Dan itu cukup bagi Sri untuk memutus rasa ingin tahunya. Ia mulai berusaha menutup mata dan telinga dengan apa pun yang dilakukan suaminya. Lagipula pekerjaannya sebagai penjahit kecil-kecilan selain guru SR di dusun kecil di pelosok Kediri itu sudah sangat menyita perhatian.
Harapan Sri sederhana saja, apa pun yang dilakukan suaminya, tidak berbahaya bagi mereka. Di dunia, maupun di akhirat.
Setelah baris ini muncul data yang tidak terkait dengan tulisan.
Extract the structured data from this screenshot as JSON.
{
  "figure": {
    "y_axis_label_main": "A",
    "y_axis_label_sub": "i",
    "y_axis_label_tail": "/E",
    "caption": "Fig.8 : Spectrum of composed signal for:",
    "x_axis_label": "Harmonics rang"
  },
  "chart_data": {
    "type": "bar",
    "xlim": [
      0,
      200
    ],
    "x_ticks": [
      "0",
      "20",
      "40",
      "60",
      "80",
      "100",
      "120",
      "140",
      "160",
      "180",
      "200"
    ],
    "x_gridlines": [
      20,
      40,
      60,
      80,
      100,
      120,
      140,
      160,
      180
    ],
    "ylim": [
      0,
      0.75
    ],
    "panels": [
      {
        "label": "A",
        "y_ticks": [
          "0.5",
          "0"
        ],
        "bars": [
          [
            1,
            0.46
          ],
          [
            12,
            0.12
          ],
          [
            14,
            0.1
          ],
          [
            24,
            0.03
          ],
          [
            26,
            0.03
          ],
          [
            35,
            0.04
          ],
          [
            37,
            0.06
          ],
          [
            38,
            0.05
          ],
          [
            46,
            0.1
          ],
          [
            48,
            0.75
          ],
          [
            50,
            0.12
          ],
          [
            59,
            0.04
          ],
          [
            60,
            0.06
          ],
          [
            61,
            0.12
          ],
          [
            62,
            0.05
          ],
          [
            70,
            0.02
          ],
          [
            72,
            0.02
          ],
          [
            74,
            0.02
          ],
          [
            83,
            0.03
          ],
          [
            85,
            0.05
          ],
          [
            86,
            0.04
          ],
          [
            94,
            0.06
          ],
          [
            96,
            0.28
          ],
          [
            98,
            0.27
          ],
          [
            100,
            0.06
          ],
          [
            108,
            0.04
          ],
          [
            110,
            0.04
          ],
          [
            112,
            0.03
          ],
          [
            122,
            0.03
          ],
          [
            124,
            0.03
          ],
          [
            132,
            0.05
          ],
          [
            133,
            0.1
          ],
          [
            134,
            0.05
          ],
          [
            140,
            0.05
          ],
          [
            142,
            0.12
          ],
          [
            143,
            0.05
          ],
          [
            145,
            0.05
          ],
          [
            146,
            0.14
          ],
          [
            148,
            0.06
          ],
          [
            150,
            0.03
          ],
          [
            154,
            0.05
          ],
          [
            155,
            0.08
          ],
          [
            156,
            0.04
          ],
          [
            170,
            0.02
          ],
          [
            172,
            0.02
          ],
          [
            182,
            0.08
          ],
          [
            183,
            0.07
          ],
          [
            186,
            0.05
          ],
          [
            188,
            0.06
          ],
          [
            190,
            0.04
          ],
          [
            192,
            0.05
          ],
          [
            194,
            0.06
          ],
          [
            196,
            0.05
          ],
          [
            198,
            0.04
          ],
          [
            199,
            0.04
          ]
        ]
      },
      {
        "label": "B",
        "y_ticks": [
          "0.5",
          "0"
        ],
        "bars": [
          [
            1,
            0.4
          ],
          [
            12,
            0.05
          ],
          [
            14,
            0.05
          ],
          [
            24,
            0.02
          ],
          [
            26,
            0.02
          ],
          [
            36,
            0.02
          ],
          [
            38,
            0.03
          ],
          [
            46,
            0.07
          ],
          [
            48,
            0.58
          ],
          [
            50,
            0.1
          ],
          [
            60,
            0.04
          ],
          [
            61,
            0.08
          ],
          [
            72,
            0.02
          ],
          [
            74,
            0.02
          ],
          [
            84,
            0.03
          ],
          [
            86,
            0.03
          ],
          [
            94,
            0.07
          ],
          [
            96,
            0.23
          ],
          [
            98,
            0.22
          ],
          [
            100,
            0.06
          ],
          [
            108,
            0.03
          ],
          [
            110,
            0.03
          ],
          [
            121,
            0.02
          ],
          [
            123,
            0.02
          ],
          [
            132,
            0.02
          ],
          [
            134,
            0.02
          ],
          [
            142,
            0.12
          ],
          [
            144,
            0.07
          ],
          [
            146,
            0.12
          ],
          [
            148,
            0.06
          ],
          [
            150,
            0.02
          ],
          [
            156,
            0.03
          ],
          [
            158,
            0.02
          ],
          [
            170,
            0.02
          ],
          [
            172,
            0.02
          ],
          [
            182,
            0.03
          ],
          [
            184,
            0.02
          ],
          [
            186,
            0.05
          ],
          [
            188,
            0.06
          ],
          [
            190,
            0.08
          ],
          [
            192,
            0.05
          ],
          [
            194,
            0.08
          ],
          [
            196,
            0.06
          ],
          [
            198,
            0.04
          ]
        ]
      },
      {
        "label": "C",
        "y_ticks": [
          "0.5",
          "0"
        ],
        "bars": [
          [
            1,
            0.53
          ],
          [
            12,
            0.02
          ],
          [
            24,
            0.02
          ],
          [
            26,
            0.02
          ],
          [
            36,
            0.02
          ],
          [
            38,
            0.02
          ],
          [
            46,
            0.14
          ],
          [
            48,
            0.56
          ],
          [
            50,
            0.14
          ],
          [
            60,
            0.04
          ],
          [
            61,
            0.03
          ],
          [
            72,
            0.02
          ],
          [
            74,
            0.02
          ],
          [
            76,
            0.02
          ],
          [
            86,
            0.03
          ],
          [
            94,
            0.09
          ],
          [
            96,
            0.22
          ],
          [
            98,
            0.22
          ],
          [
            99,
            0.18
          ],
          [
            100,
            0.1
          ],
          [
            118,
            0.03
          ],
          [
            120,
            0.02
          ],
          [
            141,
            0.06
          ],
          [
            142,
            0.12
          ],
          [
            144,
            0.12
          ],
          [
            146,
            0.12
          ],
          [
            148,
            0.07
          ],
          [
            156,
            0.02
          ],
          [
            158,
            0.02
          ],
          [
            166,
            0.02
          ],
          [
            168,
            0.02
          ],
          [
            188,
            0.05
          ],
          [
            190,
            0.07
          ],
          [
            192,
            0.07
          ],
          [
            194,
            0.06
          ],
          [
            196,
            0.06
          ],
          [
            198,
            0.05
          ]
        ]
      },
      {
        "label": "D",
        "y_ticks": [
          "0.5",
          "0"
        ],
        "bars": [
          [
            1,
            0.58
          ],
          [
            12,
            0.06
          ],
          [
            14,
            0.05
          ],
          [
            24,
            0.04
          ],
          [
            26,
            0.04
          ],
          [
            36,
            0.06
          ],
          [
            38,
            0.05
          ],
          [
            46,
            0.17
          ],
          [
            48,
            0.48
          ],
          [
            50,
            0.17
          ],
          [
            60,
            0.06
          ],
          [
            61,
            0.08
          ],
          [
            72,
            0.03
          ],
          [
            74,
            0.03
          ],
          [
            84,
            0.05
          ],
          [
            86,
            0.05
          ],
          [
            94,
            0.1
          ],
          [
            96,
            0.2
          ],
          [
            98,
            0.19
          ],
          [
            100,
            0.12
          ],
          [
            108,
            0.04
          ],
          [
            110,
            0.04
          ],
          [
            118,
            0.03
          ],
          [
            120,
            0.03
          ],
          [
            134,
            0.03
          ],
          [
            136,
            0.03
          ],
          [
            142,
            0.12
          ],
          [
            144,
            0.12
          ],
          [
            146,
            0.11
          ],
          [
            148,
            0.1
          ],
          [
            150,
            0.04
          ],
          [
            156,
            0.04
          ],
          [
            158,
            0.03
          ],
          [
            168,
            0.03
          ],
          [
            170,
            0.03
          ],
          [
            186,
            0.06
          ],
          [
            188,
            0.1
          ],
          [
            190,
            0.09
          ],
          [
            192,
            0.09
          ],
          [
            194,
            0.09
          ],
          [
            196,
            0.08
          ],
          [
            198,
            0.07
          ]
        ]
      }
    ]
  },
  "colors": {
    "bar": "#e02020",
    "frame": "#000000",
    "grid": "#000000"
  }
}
Hari itu 1 Oktober 1965, tak seperti biasanya, kegiatan sekolah dihentikan sebelum waktunya. Kepala sekolah mendatangi setiap kelas dan mengumumkan bahwa ada peristiwa genting di Jakarta sehingga sekolah harus dikosongkan. Juga tak boleh keluar dari rumah. Sri dan kawan sesama guru bergegas pulang meski dengan setumpuk pertanyaan. Karena tak ada penjelasan sama sekali tentang peristiwa yang disebut genting itu.
Sri menghitung-hitung dalam hati sambil menyandarkan sepeda jengkinya dipohon seri depan rumah. Berarti sudah enam hari Mas Nardi pergi dan tidak ada kabar. Sri mendesah, ia cemas. Ada perasaan ngelangut, linglung. Dan itu aneh. Rasa ini seharusnya tidak ada. Toh suaminya sudah sering meninggalkannya untuk urusan organisasi.... Entah apa? Mas Nardi tak pernah memberinya keterangan apapun.
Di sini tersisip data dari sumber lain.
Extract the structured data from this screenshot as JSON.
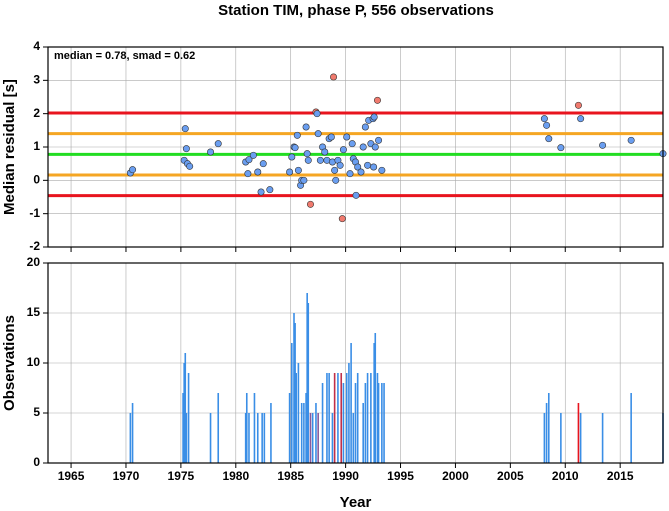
{
  "chart_data": [
    {
      "type": "scatter",
      "title": "Station TIM, phase P, 556 observations",
      "ylabel": "Median residual [s]",
      "annotation": "median = 0.78, smad = 0.62",
      "xlim": [
        1962.9,
        2018.9
      ],
      "xticks": [
        1965,
        1970,
        1975,
        1980,
        1985,
        1990,
        1995,
        2000,
        2005,
        2010,
        2015
      ],
      "xtick_labels": false,
      "ylim": [
        -2,
        4
      ],
      "yticks": [
        -2,
        -1,
        0,
        1,
        2,
        3,
        4
      ],
      "grid": true,
      "reference_lines": [
        {
          "value": 2.02,
          "color": "#e8141e"
        },
        {
          "value": 1.4,
          "color": "#f5a623"
        },
        {
          "value": 0.78,
          "color": "#22dd22"
        },
        {
          "value": 0.16,
          "color": "#f5a623"
        },
        {
          "value": -0.46,
          "color": "#e8141e"
        }
      ],
      "x": [
        1970.4,
        1970.6,
        1975.4,
        1975.3,
        1975.5,
        1975.6,
        1975.8,
        1977.7,
        1978.4,
        1980.9,
        1981.1,
        1981.2,
        1981.6,
        1982.0,
        1982.3,
        1982.5,
        1983.1,
        1984.9,
        1985.1,
        1985.3,
        1985.4,
        1985.6,
        1985.7,
        1985.9,
        1986.0,
        1986.2,
        1986.4,
        1986.5,
        1986.6,
        1986.8,
        1987.3,
        1987.4,
        1987.5,
        1987.7,
        1987.9,
        1988.1,
        1988.3,
        1988.5,
        1988.7,
        1988.8,
        1988.9,
        1989.0,
        1989.1,
        1989.3,
        1989.5,
        1989.7,
        1989.8,
        1990.1,
        1990.4,
        1990.6,
        1990.7,
        1990.9,
        1990.95,
        1991.1,
        1991.4,
        1991.6,
        1991.8,
        1992.0,
        1992.1,
        1992.3,
        1992.5,
        1992.55,
        1992.6,
        1992.7,
        1992.9,
        1993.0,
        1993.3,
        2008.1,
        2008.3,
        2008.5,
        2009.6,
        2011.2,
        2011.4,
        2013.4,
        2016.0,
        2018.9
      ],
      "values": [
        0.22,
        0.32,
        1.55,
        0.6,
        0.95,
        0.5,
        0.42,
        0.85,
        1.1,
        0.55,
        0.2,
        0.62,
        0.75,
        0.25,
        -0.35,
        0.5,
        -0.28,
        0.25,
        0.7,
        1.0,
        0.98,
        1.35,
        0.3,
        -0.15,
        0.0,
        0.0,
        1.6,
        0.8,
        0.6,
        -0.72,
        2.05,
        2.0,
        1.4,
        0.6,
        1.0,
        0.85,
        0.6,
        1.25,
        1.3,
        0.55,
        3.1,
        0.3,
        0.0,
        0.6,
        0.45,
        -1.15,
        0.92,
        1.3,
        0.2,
        1.1,
        0.65,
        0.55,
        -0.45,
        0.4,
        0.25,
        1.0,
        1.6,
        0.45,
        1.8,
        1.1,
        1.85,
        0.4,
        1.9,
        1.0,
        2.4,
        1.2,
        0.3,
        1.85,
        1.65,
        1.25,
        0.98,
        2.25,
        1.85,
        1.05,
        1.2,
        0.8
      ],
      "colors": [
        "#6a9ef0",
        "#6a9ef0",
        "#6a9ef0",
        "#6a9ef0",
        "#6a9ef0",
        "#6a9ef0",
        "#6a9ef0",
        "#6a9ef0",
        "#6a9ef0",
        "#6a9ef0",
        "#6a9ef0",
        "#6a9ef0",
        "#6a9ef0",
        "#6a9ef0",
        "#6a9ef0",
        "#6a9ef0",
        "#6a9ef0",
        "#6a9ef0",
        "#6a9ef0",
        "#6a9ef0",
        "#6a9ef0",
        "#6a9ef0",
        "#6a9ef0",
        "#6a9ef0",
        "#6a9ef0",
        "#6a9ef0",
        "#6a9ef0",
        "#6a9ef0",
        "#6a9ef0",
        "#f07a6e",
        "#f07a6e",
        "#6a9ef0",
        "#6a9ef0",
        "#6a9ef0",
        "#6a9ef0",
        "#6a9ef0",
        "#6a9ef0",
        "#6a9ef0",
        "#6a9ef0",
        "#6a9ef0",
        "#f07a6e",
        "#6a9ef0",
        "#6a9ef0",
        "#6a9ef0",
        "#6a9ef0",
        "#f07a6e",
        "#6a9ef0",
        "#6a9ef0",
        "#6a9ef0",
        "#6a9ef0",
        "#6a9ef0",
        "#6a9ef0",
        "#6a9ef0",
        "#6a9ef0",
        "#6a9ef0",
        "#6a9ef0",
        "#6a9ef0",
        "#6a9ef0",
        "#6a9ef0",
        "#6a9ef0",
        "#6a9ef0",
        "#6a9ef0",
        "#6a9ef0",
        "#6a9ef0",
        "#f07a6e",
        "#6a9ef0",
        "#6a9ef0",
        "#6a9ef0",
        "#6a9ef0",
        "#6a9ef0",
        "#6a9ef0",
        "#f07a6e",
        "#6a9ef0",
        "#6a9ef0",
        "#6a9ef0",
        "#6a9ef0"
      ]
    },
    {
      "type": "bar",
      "ylabel": "Observations",
      "xlabel": "Year",
      "xlim": [
        1962.9,
        2018.9
      ],
      "xticks": [
        1965,
        1970,
        1975,
        1980,
        1985,
        1990,
        1995,
        2000,
        2005,
        2010,
        2015
      ],
      "xtick_labels": true,
      "ylim": [
        0,
        20
      ],
      "yticks": [
        0,
        5,
        10,
        15,
        20
      ],
      "grid": true,
      "x": [
        1970.4,
        1970.6,
        1975.2,
        1975.3,
        1975.4,
        1975.5,
        1975.7,
        1977.7,
        1978.4,
        1980.9,
        1981.0,
        1981.2,
        1981.7,
        1982.0,
        1982.4,
        1982.6,
        1983.2,
        1984.9,
        1985.1,
        1985.3,
        1985.4,
        1985.5,
        1985.7,
        1986.0,
        1986.2,
        1986.4,
        1986.5,
        1986.6,
        1986.8,
        1987.0,
        1987.3,
        1987.5,
        1987.9,
        1988.3,
        1988.5,
        1988.8,
        1989.0,
        1989.3,
        1989.6,
        1989.8,
        1990.1,
        1990.3,
        1990.5,
        1990.7,
        1990.9,
        1991.1,
        1991.6,
        1991.8,
        1992.0,
        1992.3,
        1992.6,
        1992.7,
        1992.9,
        1993.0,
        1993.3,
        1993.5,
        2008.1,
        2008.3,
        2008.5,
        2009.6,
        2011.2,
        2011.4,
        2013.4,
        2016.0,
        2018.9
      ],
      "values": [
        5,
        6,
        7,
        10,
        11,
        5,
        9,
        5,
        7,
        5,
        7,
        5,
        7,
        5,
        5,
        5,
        6,
        7,
        12,
        15,
        14,
        9,
        10,
        6,
        6,
        7,
        17,
        16,
        5,
        5,
        6,
        5,
        8,
        9,
        9,
        5,
        9,
        9,
        9,
        8,
        9,
        10,
        12,
        5,
        8,
        9,
        6,
        8,
        9,
        9,
        12,
        13,
        9,
        8,
        8,
        8,
        5,
        6,
        7,
        5,
        6,
        5,
        5,
        7,
        5
      ],
      "colors": [
        "#3a8ee6",
        "#3a8ee6",
        "#3a8ee6",
        "#3a8ee6",
        "#3a8ee6",
        "#3a8ee6",
        "#3a8ee6",
        "#3a8ee6",
        "#3a8ee6",
        "#3a8ee6",
        "#3a8ee6",
        "#3a8ee6",
        "#3a8ee6",
        "#3a8ee6",
        "#3a8ee6",
        "#3a8ee6",
        "#3a8ee6",
        "#3a8ee6",
        "#3a8ee6",
        "#3a8ee6",
        "#3a8ee6",
        "#3a8ee6",
        "#3a8ee6",
        "#3a8ee6",
        "#3a8ee6",
        "#3a8ee6",
        "#3a8ee6",
        "#3a8ee6",
        "#8a5a9a",
        "#3a8ee6",
        "#3a8ee6",
        "#8a5a9a",
        "#3a8ee6",
        "#3a8ee6",
        "#3a8ee6",
        "#3a8ee6",
        "#c0304a",
        "#3a8ee6",
        "#c0304a",
        "#3a8ee6",
        "#3a8ee6",
        "#3a8ee6",
        "#3a8ee6",
        "#3a8ee6",
        "#3a8ee6",
        "#3a8ee6",
        "#3a8ee6",
        "#3a8ee6",
        "#3a8ee6",
        "#3a8ee6",
        "#3a8ee6",
        "#3a8ee6",
        "#3a8ee6",
        "#3a8ee6",
        "#3a8ee6",
        "#3a8ee6",
        "#3a8ee6",
        "#3a8ee6",
        "#3a8ee6",
        "#3a8ee6",
        "#e8141e",
        "#3a8ee6",
        "#3a8ee6",
        "#3a8ee6",
        "#3a8ee6"
      ]
    }
  ]
}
Ia baru selesai berganti pakaian ketika didengarnya suara gaduh dihalaman, memanggil manggil nama suaminya. Setengah berlari Sri menghambur keluar, namun di pintu ia bertabrakan dengan serombongan orang berseragam tentara.
"Mana Sunardi?!!"
"Geledah! Cari sampai ketemu!"
Mereka sama sekali tak memberi Sri kesempatan untuk bertanya. Para tentara itu merangsek ke dalam rumahnya, mengobrak-abrik apa saja, mengeluarkan semua isi lemari. Sri betul-betul tak mengerti. Namun, belum sempat ia berpikir lebih jauh, dua orang tentara membetot tangannya, lalu mengikat dan mendorongnya hingga ia jatuh terduduk di halaman tanah rumahnya.
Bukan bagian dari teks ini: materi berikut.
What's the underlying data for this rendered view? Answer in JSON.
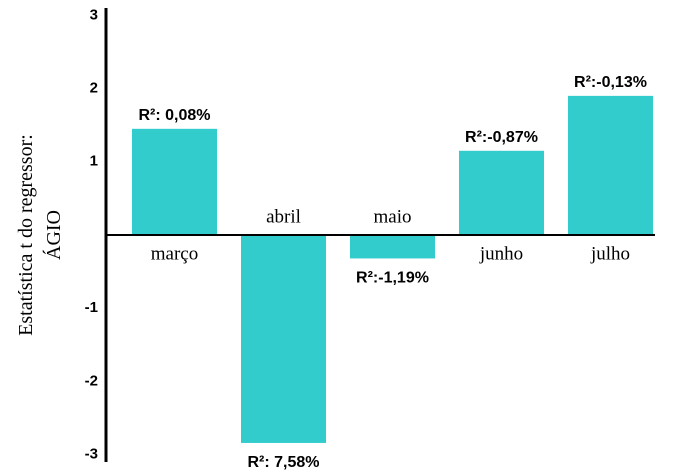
{
  "chart_data": {
    "type": "bar",
    "y_label": [
      "Estatística t  do regressor:",
      "ÁGIO"
    ],
    "categories": [
      "março",
      "abril",
      "maio",
      "junho",
      "julho"
    ],
    "values": [
      1.45,
      -2.84,
      -0.32,
      1.15,
      1.9
    ],
    "annotations": [
      "R²: 0,08%",
      "R²: 7,58%",
      "R²:-1,19%",
      "R²:-0,87%",
      "R²:-0,13%"
    ],
    "color": "#33cccc",
    "ylim": [
      -3.1,
      3.1
    ],
    "yticks": [
      -3,
      -2,
      -1,
      0,
      1,
      2,
      3
    ],
    "grid": false
  }
}
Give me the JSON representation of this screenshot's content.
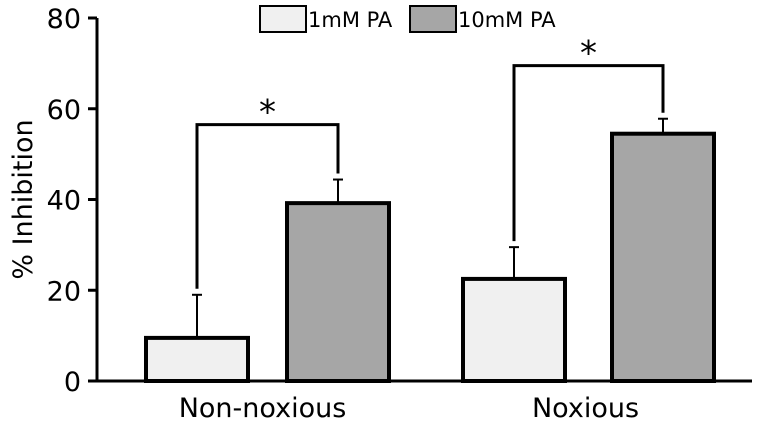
{
  "chart_data": {
    "type": "bar",
    "categories": [
      "Non-noxious",
      "Noxious"
    ],
    "series": [
      {
        "name": "1mM PA",
        "values": [
          9.5,
          22.5
        ],
        "errors": [
          9.5,
          7
        ],
        "color": "#f0f0f0"
      },
      {
        "name": "10mM PA",
        "values": [
          39.2,
          54.5
        ],
        "errors": [
          5.2,
          3.3
        ],
        "color": "#a6a6a6"
      }
    ],
    "ylabel": "% Inhibition",
    "ylim": [
      0,
      80
    ],
    "yticks": [
      0,
      20,
      40,
      60,
      80
    ],
    "legend": "top-center",
    "grid": false,
    "significance": [
      {
        "category": "Non-noxious",
        "label": "*"
      },
      {
        "category": "Noxious",
        "label": "*"
      }
    ]
  }
}
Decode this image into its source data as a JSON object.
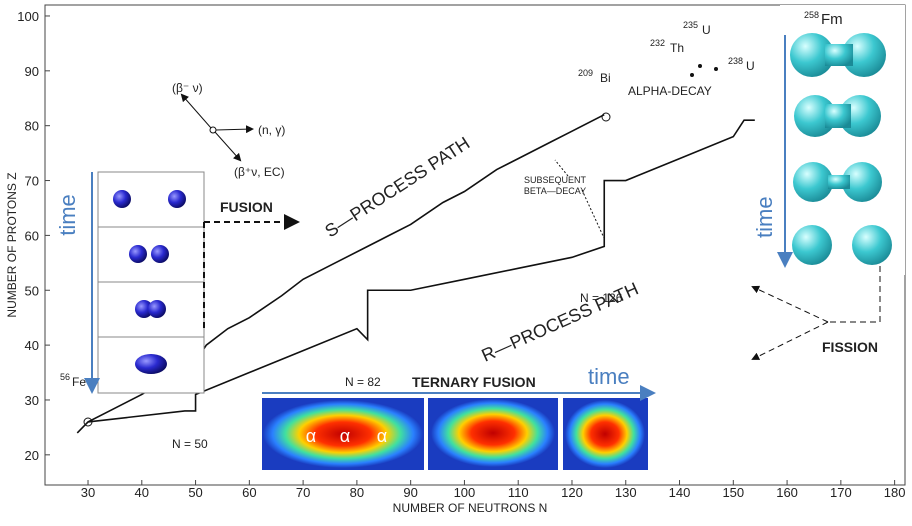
{
  "chart_data": {
    "type": "line",
    "x_label": "NUMBER OF NEUTRONS N",
    "y_label": "NUMBER OF PROTONS Z",
    "xlim": [
      22,
      181
    ],
    "ylim": [
      14.5,
      102
    ],
    "xticks": [
      30,
      40,
      50,
      60,
      70,
      80,
      90,
      100,
      110,
      120,
      130,
      140,
      150,
      160,
      170,
      180
    ],
    "yticks": [
      20,
      30,
      40,
      50,
      60,
      70,
      80,
      90,
      100
    ],
    "series": [
      {
        "name": "S—PROCESS PATH",
        "color": "#111111",
        "x": [
          28,
          30,
          34,
          40,
          50,
          52,
          56,
          60,
          66,
          70,
          76,
          82,
          86,
          90,
          96,
          100,
          106,
          110,
          116,
          120,
          126
        ],
        "values": [
          24,
          26,
          28,
          31,
          37,
          40,
          43,
          45,
          49,
          52,
          55,
          58,
          60,
          62,
          66,
          68,
          72,
          74,
          77,
          79,
          82
        ]
      },
      {
        "name": "R—PROCESS PATH",
        "color": "#111111",
        "x": [
          30,
          48,
          50,
          50,
          60,
          70,
          80,
          82,
          82,
          90,
          100,
          110,
          120,
          126,
          126,
          130,
          140,
          150,
          152,
          154
        ],
        "values": [
          26,
          28,
          28,
          31,
          35,
          39,
          43,
          41,
          50,
          50,
          52,
          54,
          56,
          58,
          70,
          70,
          74,
          78,
          81,
          81
        ]
      }
    ],
    "annotations": {
      "n50": "N = 50",
      "n82": "N = 82",
      "n126": "N = 126",
      "alpha_decay": "ALPHA-DECAY",
      "subsequent": "SUBSEQUENT",
      "beta_decay": "BETA—DECAY",
      "fusion": "FUSION",
      "ternary_fusion": "TERNARY FUSION",
      "fission": "FISSION",
      "time_fusion": "time",
      "time_ternary": "time",
      "time_fission": "time",
      "fe": {
        "mass": "56",
        "element": "Fe"
      },
      "bi": {
        "mass": "209",
        "element": "Bi"
      },
      "th": {
        "mass": "232",
        "element": "Th"
      },
      "u235": {
        "mass": "235",
        "element": "U"
      },
      "u238": {
        "mass": "238",
        "element": "U"
      },
      "fm": {
        "mass": "258",
        "element": "Fm"
      },
      "beta_minus": "(β⁻ ν)",
      "n_gamma": "(n, γ)",
      "beta_plus": "(β⁺ν, EC)",
      "alpha": [
        "α",
        "α",
        "α"
      ]
    }
  }
}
"Kamu istrinya Sunardi?!!"
Sri mengangguk dengan gemetar.
"Mana suamimu? Jangan coba-coba bohong!"
"Sungguh, saya ndak tahu, suami saya pergi sejak seminggu lalu..."
"Bohong! Kamu tahu? Suamimu itu PKI. Kamu juga pasti anggota Gerwani yang ikut membunuh jenderal-jenderal kami...!"
Sri terlongo, ia sama sekali tak mengerti maksud ucapan itu.
"Dasar perempuan sundal, pembunuh, pelacur!"
PLAK! Lalu pukulan bertubi-tubi menghantam wajahnya, menjambak rambutnya.
"Bunuh saja! Bunuh! Bakar rumahnya!"
Suara itu gegap gempita, dan ucapan itu bukan main-main, sebentar saja api sudah membumbung tinggi dan dengan cepat membakar hangus rumahnya yang hanya berdinding bilik. Sri terlongong dalam cengkeraman tangan kekar salah seorang tentara. Namun mereka tidak membunuhnya. Mungkin belum.
Sri sudah tak mampu menangis. Takut dan bingung menguasainya.
Kemudian tanpa banyak bicara, mereka menaikkan Sri ke dalam sebuah truk. Melemparnya begitu saja seolah tubuhnya sebuah karung barang bekas. Dalam bak truk terbuka itu, ternyata sudah banyak orang. Laki-laki dan perempuan, semua dengan kondisi sama. Tangan terikat dan penuh luka bekas pukulan. Sri ingin bertanya, tapi nampaknya, ketakutan membuat mereka lebih memilih untuk diam.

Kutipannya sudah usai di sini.